Abstract

We report here a systematic evaluation of a multiplex mass spectrometry method coupled with ion mobility separation (HD-MS(E)) for the identification and quantification of proteins in the chloroplast stroma. We show that this method allows the robust quantification of reference proteins in mixtures, and it detects concentration differences with high sensitivity when three replicas are performed. Applied to the analysis of the chloroplast stroma proteome, HD-MS(E) identified and quantified many chloroplast proteins that were not previously identified in large-scale proteome analyses, suggesting HD-MS(E) as a suitable complementary tool for discovery proteomics. We find that HD-MS(E) tends to underestimate protein abundances at concentrations above 25fmol, which is likely due to ion transmission loss and detector saturation. This limitation can be circumvented by omitting the ion mobility separation step in the HD-MS(E) workflow. The robustness of protein quantification is influenced by the selection of peptides and their intensity distribution, therefore critical scrutiny of quantification results is required. Based on the HD-MS(E) quantification of chloroplast stroma proteins we performed a meta-analysis and compared published quantitative data with our results, using a parts per million normalization scheme. Important pathways in the chloroplast stroma show quantitative stability against different experimental conditions and quantification strategies.
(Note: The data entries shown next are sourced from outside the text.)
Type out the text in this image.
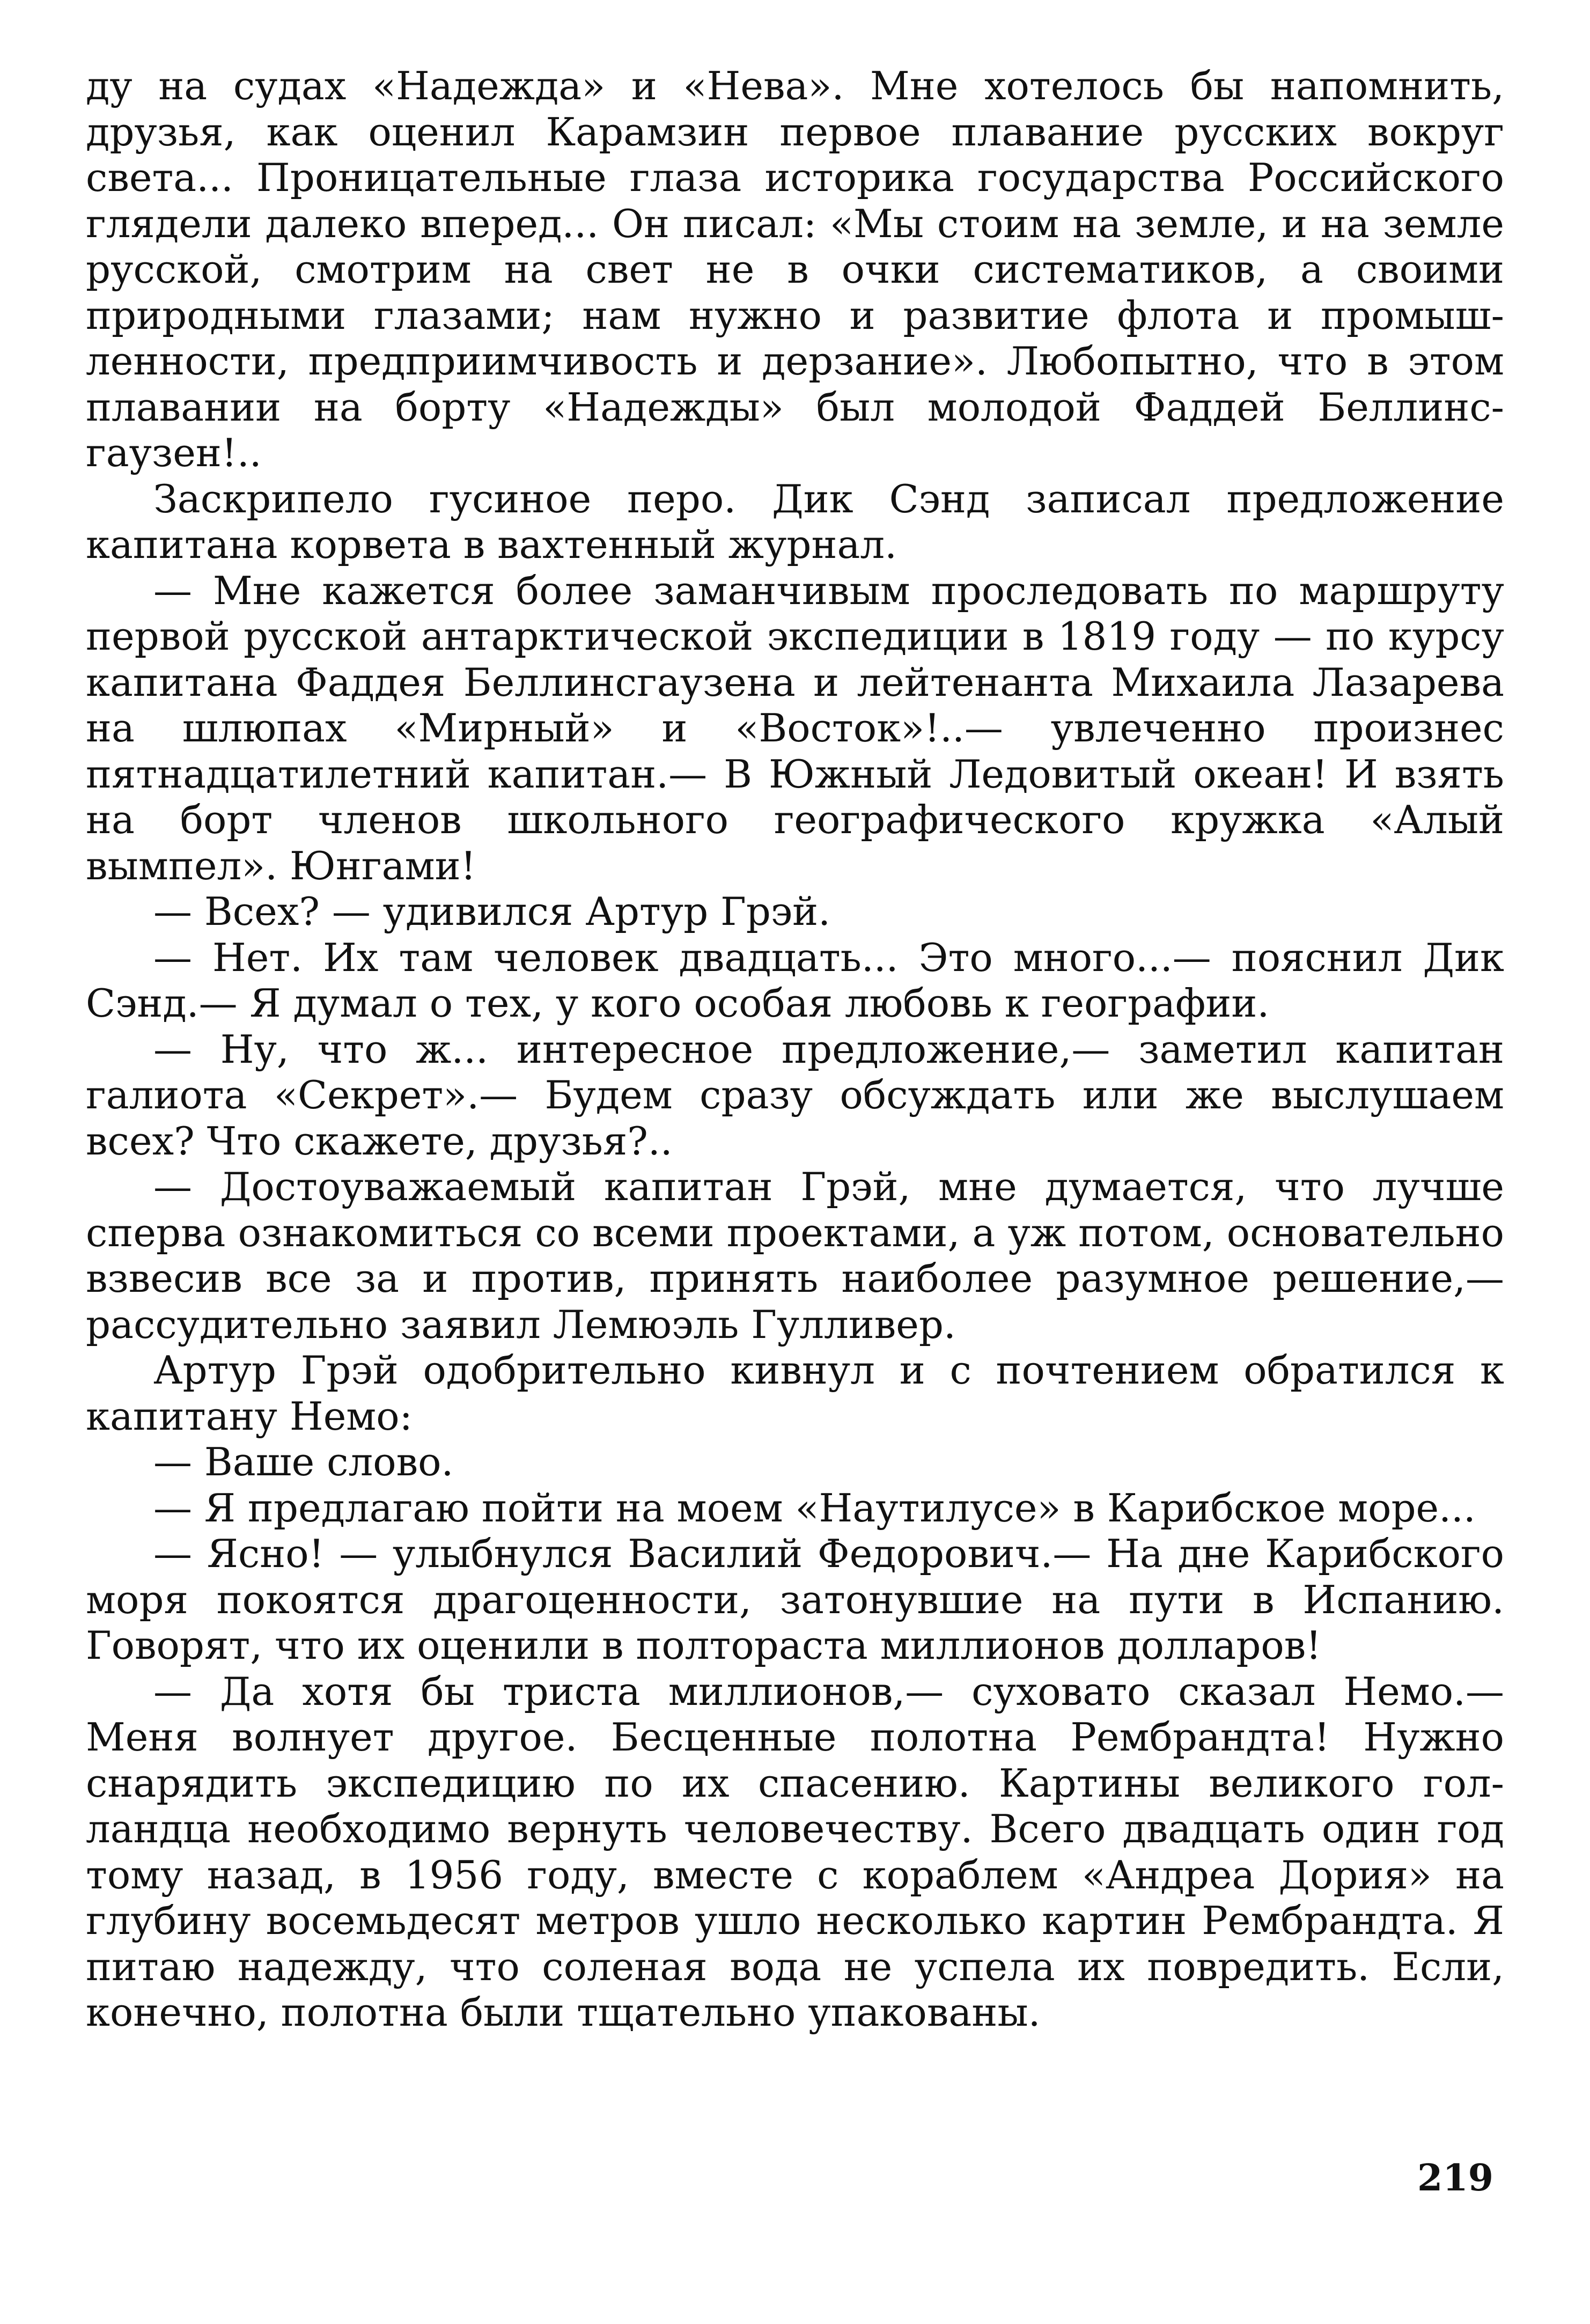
ду на судах «Надежда» и «Нева». Мне хотелось бы напомнить, друзья, как оценил Карамзин первое плавание русских вокруг света... Проницательные глаза историка государства Российского глядели далеко вперед... Он писал: «Мы стоим на земле, и на земле русской, смотрим на свет не в очки систематиков, а своими природными глазами; нам нужно и развитие флота и промышленности, предприимчивость и дерзание». Любопытно, что в этом плавании на борту «Надежды» был молодой Фаддей Беллинсгаузен!..

Заскрипело гусиное перо. Дик Сэнд записал предложение капитана корвета в вахтенный журнал.

— Мне кажется более заманчивым проследовать по маршруту первой русской антарктической экспедиции в 1819 году — по курсу капитана Фаддея Беллинсгаузена и лейтенанта Михаила Лазарева на шлюпах «Мирный» и «Восток»!..— увлеченно произнес пятнадцатилетний капитан.— В Южный Ледовитый океан! И взять на борт членов школьного географического кружка «Алый вымпел». Юнгами!

— Всех? — удивился Артур Грэй.

— Нет. Их там человек двадцать... Это много...— пояснил Дик Сэнд.— Я думал о тех, у кого особая любовь к географии.

— Ну, что ж... интересное предложение,— заметил капитан галиота «Секрет».— Будем сразу обсуждать или же выслушаем всех? Что скажете, друзья?..

— Достоуважаемый капитан Грэй, мне думается, что лучше сперва ознакомиться со всеми проектами, а уж потом, основательно взвесив все за и против, принять наиболее разумное решение,— рассудительно заявил Лемюэль Гулливер.

Артур Грэй одобрительно кивнул и с почтением обратился к капитану Немо:

— Ваше слово.

— Я предлагаю пойти на моем «Наутилусе» в Карибское море...

— Ясно! — улыбнулся Василий Федорович.— На дне Карибского моря покоятся драгоценности, затонувшие на пути в Испанию. Говорят, что их оценили в полтораста миллионов долларов!

— Да хотя бы триста миллионов,— суховато сказал Немо.— Меня волнует другое. Бесценные полотна Рембрандта! Нужно снарядить экспедицию по их спасению. Картины великого голландца необходимо вернуть человечеству. Всего двадцать один год тому назад, в 1956 году, вместе с кораблем «Андреа Дория» на глубину восемьдесят метров ушло несколько картин Рембрандта. Я питаю надежду, что соленая вода не успела их повредить. Если, конечно, полотна были тщательно упакованы.

219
Our analysis establishes MS(E)-based Hi3 quantification as a tool for the absolute quantification of proteins in the chloroplast stroma. The meta-analysis performed with a parts per million normalization scheme shows that quantitative proteomics data acquired in different labs and with different quantification strategies yield comparable results for some metabolic pathways, while others show a higher variability. Our data therefore indicate that such meta-analyses allow distinguishing robust from fine-controlled metabolic pathways.